Dans un entretien au «JDD», le secrétaire d'Etat à la Protection de l'enfance, Adrien Taquet, dit vouloir mettre fin à «l'impunité des relations sexuelles avec les mineurs». La commission sera lancée à l'automne.
Le secrétaire d'Etat à la Protection de l'enfance, Adrien Taquet, en septembre à Paris. (Photo Ludovic Marin. AFP)
publié le 2 août 2020 à 14h29

«Il faut que nous affirmions clairement, en tant que société, que l'impunité des relations sexuelles avec les mineurs, c'est fini.» Le ton se veut ferme, et l'affichage, volontariste. Dans un entretien au Journal du dimanche, le secrétaire d'Etat à la Protection de l'enfance, Adrien Taquet, annonce la création à l'automne d'une commission indépendante sur les violences sexuelles faites aux enfants. Cette nouvelle instance, précise-t-il, sera «dotée d'un budget propre, et composée de magistrats, de médecins, de psychologues et de sociologues». «Notre modèle est la commission Sauvé sur la pédocriminalité dans l'Eglise», poursuit Adrien Taquet, faisant référence à la commission indépendante sur les abus sexuels dans l'Eglise (Ciase), créée en 2018 par l'épiscopat catholique, et chargée d'enquêter sur les faits de pédocriminalité commis au sein du clergé depuis les années 1950, sous la houlette du haut fonctionnaire Jean-Marc Sauvé.

«L’inceste est le dernier des tabous»

«Cette nouvelle instance sera centrée pour l'essentiel sur le cercle familial, qui concentre 80% des violences, et doit d'abord nous permettre de mieux connaître le phénomène. L'inceste est le dernier des tabous», fait savoir le secrétaire d'Etat, qui cite «la seule étude d'ampleur» menée aux Etats-Unis, selon laquelle 6% de la poopulation outre-Atlantique aurait été victime d'inceste. «Transposé à la France, cela correspondrait à 4 millions de personnes», évalue-t-il. Dans une étude sur les violences sexuelles à caractère incestueux remise en 2017 à l'ex-ministre des Familles, de l'Enfance et des Droits des femmes, Laurence Rossignol, une équipe de chercheurs du CNRS appelait à «en finir avec la thèse misérabiliste selon laquelle les violences incestueuses seraient l'apanage des familles défavorisées. Ce stéréotype fait écran à l'appréhension de la réalité ordinaire de l'inceste, qui reste extrêmement vivace».
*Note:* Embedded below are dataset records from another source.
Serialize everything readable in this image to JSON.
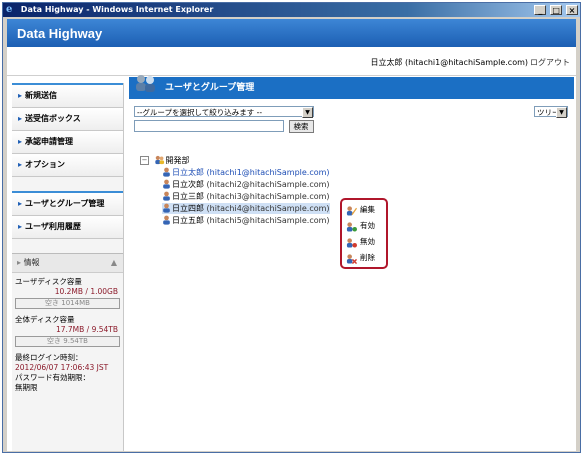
{
  "window": {
    "title": "Data Highway - Windows Internet Explorer",
    "ie_icon": "e",
    "minimize_icon": "_",
    "maximize_icon": "□",
    "close_icon": "×"
  },
  "header": {
    "brand": "Data Highway",
    "user": "日立太郎 (hitachi1@hitachiSample.com)",
    "logout": "ログアウト"
  },
  "sidebar": {
    "items": [
      {
        "label": "新規送信"
      },
      {
        "label": "送受信ボックス"
      },
      {
        "label": "承認申請管理"
      },
      {
        "label": "オプション"
      },
      {
        "label": "ユーザとグループ管理"
      },
      {
        "label": "ユーザ利用履歴"
      }
    ],
    "arrow": "▸",
    "info": {
      "title": "情報",
      "collapse_icon": "▲",
      "user_disk_label": "ユーザディスク容量",
      "user_disk_value": "10.2MB / 1.00GB",
      "user_disk_free": "空き 1014MB",
      "user_disk_used_fraction": 0.01,
      "all_disk_label": "全体ディスク容量",
      "all_disk_value": "17.7MB / 9.54TB",
      "all_disk_free": "空き 9.54TB",
      "all_disk_used_fraction": 0.0,
      "last_login_label": "最終ログイン時刻：",
      "last_login_value": "2012/06/07 17:06:43 JST",
      "pw_label": "パスワード有効期限：",
      "pw_value": "無期限"
    }
  },
  "main": {
    "title": "ユーザとグループ管理",
    "group_select": "--グループを選択して絞り込みます --",
    "view_select": "ツリー",
    "search_button": "検索",
    "tree": {
      "root": "開発部",
      "expander": "−",
      "users": [
        {
          "name": "日立太郎",
          "email": "(hitachi1@hitachiSample.com)",
          "highlight": true
        },
        {
          "name": "日立次郎",
          "email": "(hitachi2@hitachiSample.com)",
          "highlight": false
        },
        {
          "name": "日立三郎",
          "email": "(hitachi3@hitachiSample.com)",
          "highlight": false
        },
        {
          "name": "日立四郎",
          "email": "(hitachi4@hitachiSample.com)",
          "highlight": false,
          "selected": true
        },
        {
          "name": "日立五郎",
          "email": "(hitachi5@hitachiSample.com)",
          "highlight": false
        }
      ]
    },
    "context_menu": [
      {
        "label": "編集",
        "icon": "edit-icon"
      },
      {
        "label": "有効",
        "icon": "enable-icon"
      },
      {
        "label": "無効",
        "icon": "disable-icon"
      },
      {
        "label": "削除",
        "icon": "delete-icon"
      }
    ]
  },
  "colors": {
    "accent": "#1b6fc4",
    "context_border": "#b0162b",
    "email_link": "#1f4fb5",
    "disk_value": "#8b1a2a"
  }
}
Reprenant les données de l'enquête Violence et rapports de genre (Virage) menée par l'Ined en 2015, les auteurs estimaient qu'au cours de leur vie, 5% des femmes et un peu moins de 1% des hommes de 20 à 69 ans ont été victimes de viol ou tentative de viol ou d'attouchements dans le cadre familial ou de l'entourage proche et que dans 90% des cas (concernant les femmes) et 100% pour ce qui est des hommes, les faits se sont produits pour la première fois avant les 17 ans de la victime.
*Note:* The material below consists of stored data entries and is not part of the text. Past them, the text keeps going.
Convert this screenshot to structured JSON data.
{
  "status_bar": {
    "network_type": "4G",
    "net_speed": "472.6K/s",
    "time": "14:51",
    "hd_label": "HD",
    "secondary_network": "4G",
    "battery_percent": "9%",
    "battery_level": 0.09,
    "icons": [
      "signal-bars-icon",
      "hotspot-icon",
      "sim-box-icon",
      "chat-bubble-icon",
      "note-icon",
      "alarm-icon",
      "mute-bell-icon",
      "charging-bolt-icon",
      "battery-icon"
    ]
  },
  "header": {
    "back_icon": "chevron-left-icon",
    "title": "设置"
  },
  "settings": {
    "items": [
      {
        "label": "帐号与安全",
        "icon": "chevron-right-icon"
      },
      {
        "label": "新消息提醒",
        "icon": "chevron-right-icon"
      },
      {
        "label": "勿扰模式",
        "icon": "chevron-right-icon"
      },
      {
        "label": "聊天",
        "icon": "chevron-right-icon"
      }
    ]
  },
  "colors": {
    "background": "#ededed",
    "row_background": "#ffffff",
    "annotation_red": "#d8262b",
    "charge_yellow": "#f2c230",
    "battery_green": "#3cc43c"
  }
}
«Maintenir ce sujet en haut de l’affiche»

A propos de l'affaire Matzneff, Adrien Taquet estime que «c'est trop facile de dire que Matzneff, c'est l'histoire d'une époque, d'un milieu ou d'un quartier de Paris, d'un homme. La vraie question qui doit nous interroger, c'est pourquoi cela a mis trente ans à sortir alors que beaucoup savaient». Saluant la libération de la parole dans de nombreux domaines, du sport à la littérature, le secrétaire d'Etat appelle à «maintenir ce sujet en haut de l'affiche».
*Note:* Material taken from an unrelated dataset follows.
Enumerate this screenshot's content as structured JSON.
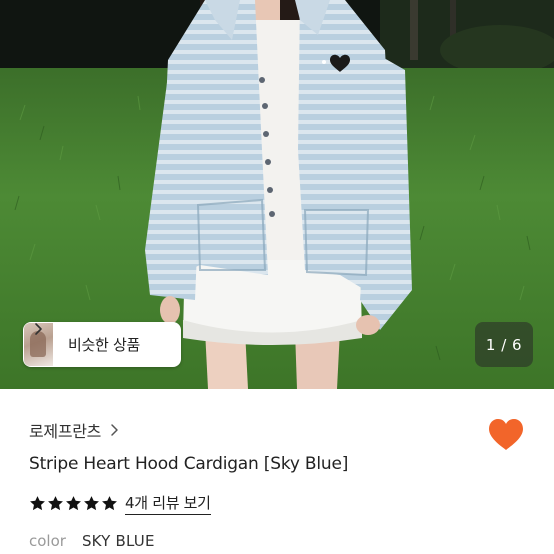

Interrogé sur l'épineuse question d'un seuil d'âge en dessous duquel un mineur serait automatiquement considéré comme non consentant, dont la mise en place fut un temps envisagée au moment de l'adoption de la loi Schiappa sur les violences sexistes et sexuelles en 2018, mais finalement abandonnée par le gouvernement, Adrien Taquet botte en touche, renvoyant à la mission d'évaluation de cette loi confiée en début d'année à la députée LREM Alexandra Louis, dont les conclusions étaient initialement attendues en avril. En janvier, l'ex-secrétaire d'Etat à l'Egalité entre les femmes et les hommes, Marlène Schiappa, désormais chargée de la citoyenneté, s'était «engagée personnellement» à «rouvrir les travaux sur ce texte» si la mission d'information en pointait le besoin.